Москва любит преподносить такие парадоксы: люди могут годами не встречаться с бывшими друзьями, живущими на соседней улице, а неожиданно сталкиваться несколько раз подряд, почти без перерыва, с полузабытыми приятелями, встреча с которыми, казалось бы, маловероятна.
       В свете зажегшихся фонарей незнакомка показалась ещё красивее, и одета она была моднюще.

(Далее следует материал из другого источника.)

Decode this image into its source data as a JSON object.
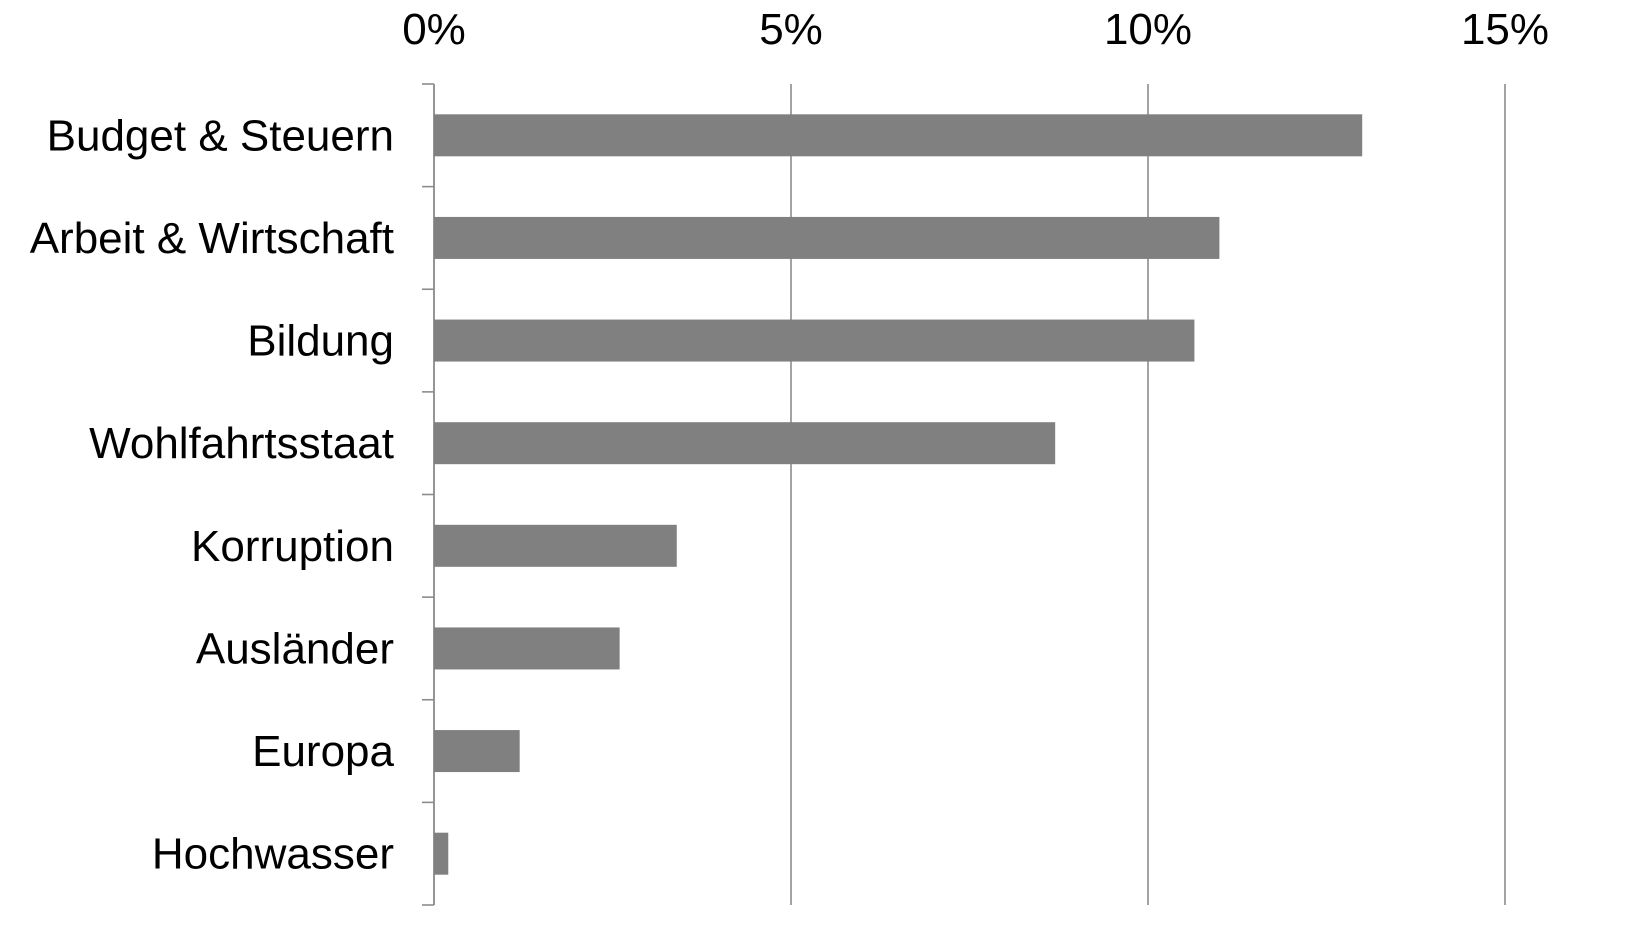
{
  "chart_data": {
    "type": "bar",
    "orientation": "horizontal",
    "categories": [
      "Budget & Steuern",
      "Arbeit & Wirtschaft",
      "Bildung",
      "Wohlfahrtsstaat",
      "Korruption",
      "Ausländer",
      "Europa",
      "Hochwasser"
    ],
    "values": [
      13.0,
      11.0,
      10.65,
      8.7,
      3.4,
      2.6,
      1.2,
      0.2
    ],
    "xlim": [
      0,
      15
    ],
    "xticks": [
      0,
      5,
      10,
      15
    ],
    "xtick_labels": [
      "0%",
      "5%",
      "10%",
      "15%"
    ],
    "x_axis_position": "top",
    "grid": true,
    "legend": "none",
    "colors": {
      "bar": "#808080",
      "grid": "#8c8c8c",
      "text": "#000000"
    }
  }
}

       — Моя мадам, — говорил между тем очкарик, — находится в оппозиции нынешнему правительству, Горбачева не уважает, прячет фотографию Ельцина и каждый вечер в туалете бьет поклоны своему кумиру.
       Кто-то засмеялся.
      — Да ну тебя, Игорь! Хватит надо мной издеваться, — услышала Вера мягкий голос зеленоглазой, — моему мужу лишь бы поиздеваться, а сам … — И группка людей растворилась в парадном. Хлопнула дверь.
      Так она замужем, эта дурища, эта кривляка, что готова строить глазки каждому. Так и надо этому кобелю Игорю, раскис сразу, подумаешь, невидаль какая. Она ему глазками хлоп, хлоп, а у неё уже есть свой Игорь — муж солидный, вон лобастый какой. Вот так-то вам, Игорь Михайлович!
Верка даже засмеялась. Куда-то сразу ушли тоска и одиночество, и она в отличном настроении поехала домой.
***
      С утра небо было плотно упаковано облаками, парило, краски были какие-то приглушенные, как будто всё вокруг слегка припудрили сероватой пылью. Москвичи, еще не разъехавшиеся по дачам, хотя и заполнили парки и рынки, но из-за духоты двигались лениво, потеряв обычную суетливость.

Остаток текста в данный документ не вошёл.